A series of JRC reports examine drivers and barriers to large-scale take up of personal health system in Europe, which provides care outside traditional facilities© EU, 2012
ICT for health: Denmark leads the way with telehealth deployment
Denmark, the UK and some regions of Italy and Spain are European leaders in deployment of telehealth as they have succeeded in integrating telehealth into standard patient treatments. Telehealth is healthcare empowered by Information and Communication Technology (ICT). The role of integrated governance models, the availability of funding mechanisms for mainstreaming, the alignment of incentives across tiers of care are some of the best practice examples identified through the latest JRC research on personal health and care services.
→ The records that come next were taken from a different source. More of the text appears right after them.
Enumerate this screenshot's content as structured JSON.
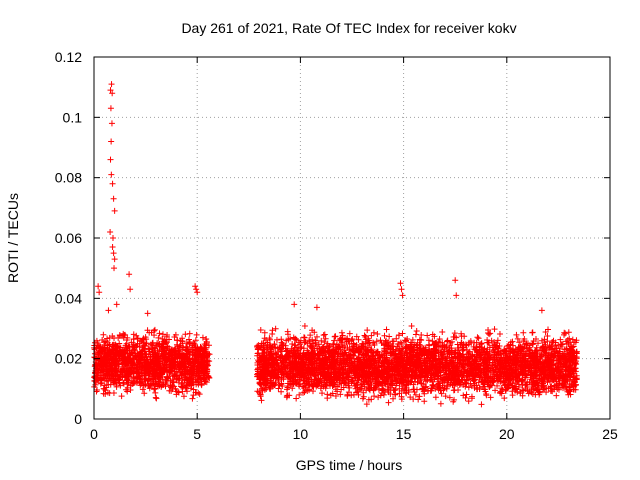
{
  "chart_data": {
    "type": "scatter",
    "title": "Day 261 of 2021, Rate Of TEC Index for receiver kokv",
    "xlabel": "GPS time / hours",
    "ylabel": "ROTI / TECUs",
    "xlim": [
      0,
      25
    ],
    "ylim": [
      0,
      0.12
    ],
    "x_ticks": [
      0,
      5,
      10,
      15,
      20,
      25
    ],
    "y_ticks": [
      0,
      0.02,
      0.04,
      0.06,
      0.08,
      0.1,
      0.12
    ],
    "x_tick_labels": [
      "0",
      "5",
      "10",
      "15",
      "20",
      "25"
    ],
    "y_tick_labels": [
      "0",
      "0.02",
      "0.04",
      "0.06",
      "0.08",
      "0.1",
      "0.12"
    ],
    "grid": true,
    "marker": "+",
    "marker_color": "#ff0000",
    "series": [
      {
        "name": "ROTI",
        "segments": [
          {
            "x_start": 0.0,
            "x_end": 5.6,
            "typical_min": 0.005,
            "typical_max": 0.03
          },
          {
            "x_start": 7.9,
            "x_end": 23.4,
            "typical_min": 0.004,
            "typical_max": 0.03
          }
        ],
        "outliers": [
          {
            "x": 0.8,
            "y": 0.109
          },
          {
            "x": 0.85,
            "y": 0.111
          },
          {
            "x": 0.88,
            "y": 0.108
          },
          {
            "x": 0.82,
            "y": 0.103
          },
          {
            "x": 0.87,
            "y": 0.098
          },
          {
            "x": 0.83,
            "y": 0.092
          },
          {
            "x": 0.8,
            "y": 0.086
          },
          {
            "x": 0.84,
            "y": 0.081
          },
          {
            "x": 0.9,
            "y": 0.078
          },
          {
            "x": 0.95,
            "y": 0.073
          },
          {
            "x": 1.0,
            "y": 0.069
          },
          {
            "x": 0.78,
            "y": 0.062
          },
          {
            "x": 0.92,
            "y": 0.06
          },
          {
            "x": 0.9,
            "y": 0.057
          },
          {
            "x": 0.95,
            "y": 0.055
          },
          {
            "x": 1.0,
            "y": 0.053
          },
          {
            "x": 0.97,
            "y": 0.05
          },
          {
            "x": 1.7,
            "y": 0.048
          },
          {
            "x": 0.2,
            "y": 0.044
          },
          {
            "x": 0.25,
            "y": 0.042
          },
          {
            "x": 1.75,
            "y": 0.043
          },
          {
            "x": 4.9,
            "y": 0.044
          },
          {
            "x": 4.95,
            "y": 0.043
          },
          {
            "x": 5.0,
            "y": 0.042
          },
          {
            "x": 14.85,
            "y": 0.045
          },
          {
            "x": 14.9,
            "y": 0.043
          },
          {
            "x": 14.95,
            "y": 0.041
          },
          {
            "x": 17.5,
            "y": 0.046
          },
          {
            "x": 17.55,
            "y": 0.041
          },
          {
            "x": 1.1,
            "y": 0.038
          },
          {
            "x": 9.7,
            "y": 0.038
          },
          {
            "x": 10.8,
            "y": 0.037
          },
          {
            "x": 21.7,
            "y": 0.036
          },
          {
            "x": 0.7,
            "y": 0.036
          },
          {
            "x": 2.6,
            "y": 0.035
          }
        ]
      }
    ]
  }
}
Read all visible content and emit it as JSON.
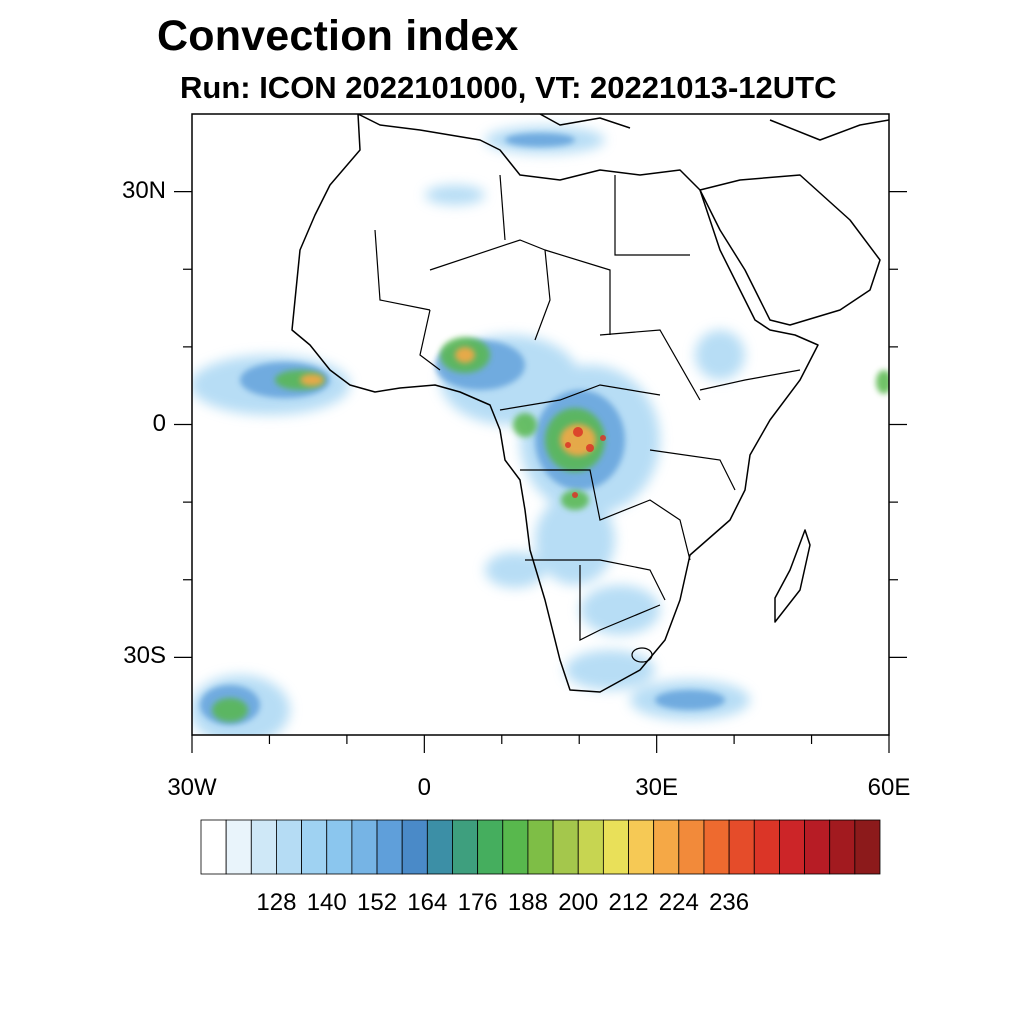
{
  "title": "Convection index",
  "subtitle": "Run: ICON 2022101000,  VT: 20221013-12UTC",
  "map": {
    "projection": "cylindrical equidistant",
    "lon_range": [
      -30,
      60
    ],
    "lat_range": [
      -40,
      40
    ],
    "lat_ticks": [
      {
        "label": "30N",
        "value": 30
      },
      {
        "label": "0",
        "value": 0
      },
      {
        "label": "30S",
        "value": -30
      }
    ],
    "lon_ticks": [
      {
        "label": "30W",
        "value": -30
      },
      {
        "label": "0",
        "value": 0
      },
      {
        "label": "30E",
        "value": 30
      },
      {
        "label": "60E",
        "value": 60
      }
    ]
  },
  "colorbar": {
    "colors": [
      "#ffffff",
      "#e9f4fb",
      "#cfe8f7",
      "#b5dcf4",
      "#9fd2f2",
      "#8bc6ee",
      "#76b4e5",
      "#5f9fda",
      "#4a8ac8",
      "#3c8fa6",
      "#3e9f7e",
      "#45ae5e",
      "#58b84d",
      "#7ebe46",
      "#a4c74c",
      "#c7d551",
      "#e9e059",
      "#f6c955",
      "#f5a846",
      "#f28a3a",
      "#ee6a2f",
      "#e54c2a",
      "#db3527",
      "#cc2528",
      "#b71c25",
      "#a21a1f",
      "#8c1a1b"
    ],
    "labels": [
      "128",
      "140",
      "152",
      "164",
      "176",
      "188",
      "200",
      "212",
      "224",
      "236"
    ]
  }
}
It was carried out in co-operation with the European Commission’s Information Society and Media Directorate-General.
The findings are part of the multi-annual Strategic Intelligence Monitor on Personal Health Systems (SIMPHS) research project which focuses more particularly on telehealth and telecare including remote monitoring and treatment of patients. Such healthcare supports independent living of individuals and contributes to more efficient health and social care services delivery. The research scope further includes mHealth (mobile health care through mobile communication devices) and wellness/fitness applications.
The SIMPHS results were made public at the eHealth Week 2012, held from May 7-9 in Copenhagen, Denmark. The results showed that alongside technology implementation, the main issue for telehealth uptake is re-organisation of care which could be enhanced with greater involvement of governments as market forces alone cannot achieve the integration of telehealth solutions into care delivery. Additional barriers to deployment are interoperability and standardisation of health data across regions and healthcare systems.
Denmark emerges as an example where good co-operation between government and other key stakeholders such as health care professionals has speeded up the integration of personal health systems such as remote patient monitoring systems into healthcare delivery. Tele-health projects in Denmark include remote monitoring of patents suffering from diabetes, chronic obstructive pulmonary disease (COPD), patients with high risk of stroke, and those receiving anticoagulant treatment. Telehealth is being also mainstreamed in England and Scotland while in Italy and Spain sharp differences emerge between regions in the application of telehealth.